Landscapes of Healing and Sanctuary
According to Jacques Lacan, a French psychoanalyst, madness is inextricably linked to society. Within this theory constructed by a white male, it refers to trauma as an external force coming from society. In the lives of women of color, society-linked madness is translated as trauma inflicted by institutionalized racism. The way that women create enclaves of healing is by making their own sanctuaries. Sanctuary is defined as a consecrated place of refuge, protection and immunity from outside influences. Elsa Muñoz, Oletha Devane and Renée Stout render sanctuaries of their own through making images that honor the spiritual practices of women of color to heal from the ills of society.
This concept is, most notably, shown in the work of Muñoz. Her artwork conveys healing through storytelling of her mother, accessing “Somatic Healing” and “Ecopsychology.” Essentially, somatic healing is a release from the body evoking healing, and ecopsychology is the practice of turning to the land for healing. Muñoz demonstrates this in Controlled Burn 14 by referencing the indigenous practice of starting fires as a natural and cleansing force.

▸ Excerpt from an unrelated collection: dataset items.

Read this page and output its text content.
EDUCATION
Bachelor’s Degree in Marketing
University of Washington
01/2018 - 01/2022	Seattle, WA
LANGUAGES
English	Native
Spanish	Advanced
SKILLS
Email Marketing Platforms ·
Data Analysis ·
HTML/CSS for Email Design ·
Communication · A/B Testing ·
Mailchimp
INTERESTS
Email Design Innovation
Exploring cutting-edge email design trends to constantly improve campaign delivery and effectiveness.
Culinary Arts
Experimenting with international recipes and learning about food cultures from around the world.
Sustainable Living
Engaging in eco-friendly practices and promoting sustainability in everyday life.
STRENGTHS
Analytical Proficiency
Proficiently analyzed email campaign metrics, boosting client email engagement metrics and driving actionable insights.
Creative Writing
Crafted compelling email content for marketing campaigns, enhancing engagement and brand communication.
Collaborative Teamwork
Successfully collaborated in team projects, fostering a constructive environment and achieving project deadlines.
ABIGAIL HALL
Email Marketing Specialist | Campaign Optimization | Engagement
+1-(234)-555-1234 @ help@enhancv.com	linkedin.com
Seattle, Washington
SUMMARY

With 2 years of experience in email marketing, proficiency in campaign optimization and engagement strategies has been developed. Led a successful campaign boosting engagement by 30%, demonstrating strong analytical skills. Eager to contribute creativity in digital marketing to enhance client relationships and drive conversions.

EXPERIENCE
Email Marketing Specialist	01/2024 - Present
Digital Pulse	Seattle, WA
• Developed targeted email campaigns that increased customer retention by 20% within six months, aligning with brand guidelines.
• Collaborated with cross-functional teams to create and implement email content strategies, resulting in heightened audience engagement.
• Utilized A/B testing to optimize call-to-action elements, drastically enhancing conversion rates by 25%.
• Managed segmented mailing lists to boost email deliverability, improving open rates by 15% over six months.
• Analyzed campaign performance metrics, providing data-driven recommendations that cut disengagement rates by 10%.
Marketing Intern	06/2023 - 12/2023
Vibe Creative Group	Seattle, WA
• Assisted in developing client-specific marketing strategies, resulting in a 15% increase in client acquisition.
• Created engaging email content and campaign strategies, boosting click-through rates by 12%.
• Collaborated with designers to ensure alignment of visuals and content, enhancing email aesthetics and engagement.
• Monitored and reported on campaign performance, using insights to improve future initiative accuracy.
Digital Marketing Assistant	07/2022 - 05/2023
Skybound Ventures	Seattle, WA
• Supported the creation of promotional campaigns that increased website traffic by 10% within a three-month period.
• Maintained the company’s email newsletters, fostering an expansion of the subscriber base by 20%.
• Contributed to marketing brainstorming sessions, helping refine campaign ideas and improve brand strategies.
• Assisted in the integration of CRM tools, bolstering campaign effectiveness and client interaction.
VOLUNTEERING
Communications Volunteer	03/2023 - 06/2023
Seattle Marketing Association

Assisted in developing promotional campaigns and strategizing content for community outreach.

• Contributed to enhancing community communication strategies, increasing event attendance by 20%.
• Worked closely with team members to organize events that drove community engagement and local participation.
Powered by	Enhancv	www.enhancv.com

As part of the spirituality of Mexican folk medicine, she presents a way of curing that is practiced through interaction with the land. This adds to the theme of healing by showing that women create their own sanctuaries both within and external to them and transfer medicinal powers through touch and storytelling.
Oletha Devane quite literally creates sanctuaries of found objects. This bricolage practice combines African diasporic religiosity into powerful sculptures. In Artistically Speaking, her work is noted as possessing healing because of the past lives and energy within the objects. This mimics the stance of the other artists that Black women heal from within, but Devane discusses this through an object-based approach.
In Sanctuary, she plays with the concept of refuge with mirrors which represent reflection, keys which represent possibility and to the viewer indicate access and unlocking, the black apple which represents the Black body, and bullet casings, at the border of it, which represent Black death through violence. Through her coding and symbolic depiction, she illustrates the path of healing from violence to the Black body through material culture and creating our own sanctuaries.
In the same vein, Renée Stout cultivates timeless depictions of the concept of sanctuary. She uses contemporary neon lights and objects that represent African indigenous religions in I Can Heal, to showcase the healing practices of Black women throughout time. Not only is the title of this work a declaratory statement, but she shows how the “I” heals overtime by carrying past structures with them. There are many signifiers in this work such as the eye, the illumination of the lights, the bottles, and the figures. These all point to the clarity in hybrid ways of knowing and seer women who are able to navigate this world of spiritual and ancestral, of natural and physical. Overall, Stout articulates the sanctuary in the multiple ways of knowing within the African diaspora.
Benediction: No Weapon Formed Against Us Shall Prosper
The artwork of Women Heal Through Rite and Ritual celebrates the restorative techniques practiced by Black and Brown women in lieu of modern-day psychological practices. Talk therapy, Cognitive Behavioral Therapy, and prescribed medications either were not available to these women or failed them. Instead, they sought Afro-indigenous practices that grounded them in spirituality and medicinal practices.
These women masterfully access the nexus of escapism and confrontation in their practices. The knowledge that Black women possess through storytelling, diasporic connections, and the healing within our being assures that no weapon against us shall prosper. No force can extinguish us because our healing comes from within.